Not this time. Feel the call of the jagged snow capped mountains tumbling down to the emerald clad shores of a deep green icy lake, still as glass reflecting the splendor to the enormous land and vivid sky. The salt scented air of the fjords and bays, with glaciers meeting waters edge. This is the feeling of homesickness. Yes, I am homesick for Alaska, and I had it in a terrible way yesterday. All I had to do was close my eyes and scenes of dancing northern lights, or midnight sun camp fires with family and friends fill my mind's eye. It is unlike any place I have been and I am proud to call it home. 

Growing up my family often read together. We would read many classics of English and American literature. One of our favorite poets is Robert Service (1/16/1874 - 9/11/1958). Even at an early age my sister and I knew whole passages of verse from his works pertaining to Alaska. Just say, "There are strange things done in the midnight sun," and you would start us off on reciting the entire poem. All 17 verses. Here is one of our favorites which I would like to share.

The Spell of the Yukon
 By Robert Service

I wanted the gold, and I sought it;
I scrabbled and mucked like a slave.
Was it famine or scurvy - I fought it;
I hurled my youth into a grave.
I wanted the gold, and I got it-
Came out with a fortune last fall-
Yet somehow life's not what I thought it,
And somehow the gold isn't all.

No, There's the land. (Have you seen it?)
It's the cussedest land that I know,
From the big, dizzy mountains that screen it,
To the deep, deathlike valleys below.
Some say God was tired when He made it,
Some say it's a fine land to shun;
Maybe; but there's some as would trade it
For no land on earth - and I'm one.

You come to get rich (damned good reason);
You feel like an exile at first;
You hate it like hell for a season,
And then you are worse than the worst.
It grips you like some kinds of sinning,
It twists you from foe to a friend;
It seems it's been since the beginning,
It seems it will be to the end.

I've stood in some mighty-mouthed hollow
That's plumb-full of hush to the brim;
I've watched the big, husky sun wallow
In crimson and gold, and grow dim,
Till the moon set the pearly peaks gleaming,
And the stars tumbled out, neck and crop,
And I've thought that I surely was dreaming,
With the peace o' the world piled on top.

The summer-no sweeter was ever;
The sunshiny woods all a thrill;
The grayling aleap in the river,
The bighorn asleep on the hill.
The strong life that never knows harness;
The wilds where the caribou call;
The freshness, the freedom, the fairness
O God!
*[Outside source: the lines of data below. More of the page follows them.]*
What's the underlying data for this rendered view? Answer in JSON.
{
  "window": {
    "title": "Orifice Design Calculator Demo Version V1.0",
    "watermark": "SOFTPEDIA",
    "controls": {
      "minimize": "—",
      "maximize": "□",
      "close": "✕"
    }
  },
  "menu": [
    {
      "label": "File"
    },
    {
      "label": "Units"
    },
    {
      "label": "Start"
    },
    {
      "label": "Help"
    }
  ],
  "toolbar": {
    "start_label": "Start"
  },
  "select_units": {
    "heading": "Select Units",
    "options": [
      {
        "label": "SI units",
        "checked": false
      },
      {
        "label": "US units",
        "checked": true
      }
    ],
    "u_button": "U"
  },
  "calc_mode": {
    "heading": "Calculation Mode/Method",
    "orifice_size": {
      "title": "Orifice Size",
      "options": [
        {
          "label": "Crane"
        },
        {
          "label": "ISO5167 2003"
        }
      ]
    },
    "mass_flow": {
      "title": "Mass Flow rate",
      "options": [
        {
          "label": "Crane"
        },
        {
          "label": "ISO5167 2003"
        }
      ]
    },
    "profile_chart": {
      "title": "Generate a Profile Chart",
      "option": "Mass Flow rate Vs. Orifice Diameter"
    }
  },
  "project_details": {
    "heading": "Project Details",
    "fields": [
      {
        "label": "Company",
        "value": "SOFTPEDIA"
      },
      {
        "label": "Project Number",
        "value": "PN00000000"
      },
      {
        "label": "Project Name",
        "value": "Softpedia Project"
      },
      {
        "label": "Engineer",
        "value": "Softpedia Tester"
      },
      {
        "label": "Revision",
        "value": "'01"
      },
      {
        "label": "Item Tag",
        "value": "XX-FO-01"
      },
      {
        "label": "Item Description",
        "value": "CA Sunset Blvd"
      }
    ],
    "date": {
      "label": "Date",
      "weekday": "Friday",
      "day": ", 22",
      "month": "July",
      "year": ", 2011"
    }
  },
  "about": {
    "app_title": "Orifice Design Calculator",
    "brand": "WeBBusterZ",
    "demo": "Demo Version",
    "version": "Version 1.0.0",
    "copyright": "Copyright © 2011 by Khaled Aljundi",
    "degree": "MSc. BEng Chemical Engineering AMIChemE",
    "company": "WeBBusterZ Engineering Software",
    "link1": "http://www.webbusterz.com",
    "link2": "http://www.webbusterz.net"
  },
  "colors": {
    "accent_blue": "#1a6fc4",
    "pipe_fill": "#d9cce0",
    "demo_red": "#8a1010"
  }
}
How I'm stuck on it all.

The winter! The brightness that blinds you,
The white land locked tight as a drum,
The cold fear that follows and finds you,
The silence that bludgeons you dumb.
The snows that are older than history,
The woods where the weird shadows slant;
The stillness, the moonlight, the mystery,
I've bade 'em goodbye, but I can't.

There's a land where the mountains are nameless,
And the rivers all run God knows where;
There are lives that are erring and aimless,
And deaths that just hang by a hair;
There are hardships that nobody reckons;
There are valleys unpeopled and still,
There's a land - Oh, it beckons and beckons,
And I want to go back - and I will.

They're making my money diminish;
I'm sick of the taste of champagne.
Thank God when I'm skinned to a finish
I'll pike to the Yukon again.
I'll fight-and you bet it's no sham-fight;
It's hell! - But I've been there before;
And it's better than this by a damn sight,
So me for the Yukon once more.

There's gold, and it's haunting and haunting;
It's luring me on as of old;
Yet it isn't the gold that I'm wanting
So much as just finding the gold.
It's the great, big, broad land way up yonder,
It's the forests where silence has lease;
It's the beauty that thrills me with wonder,
It's the stillness that fills me with peace.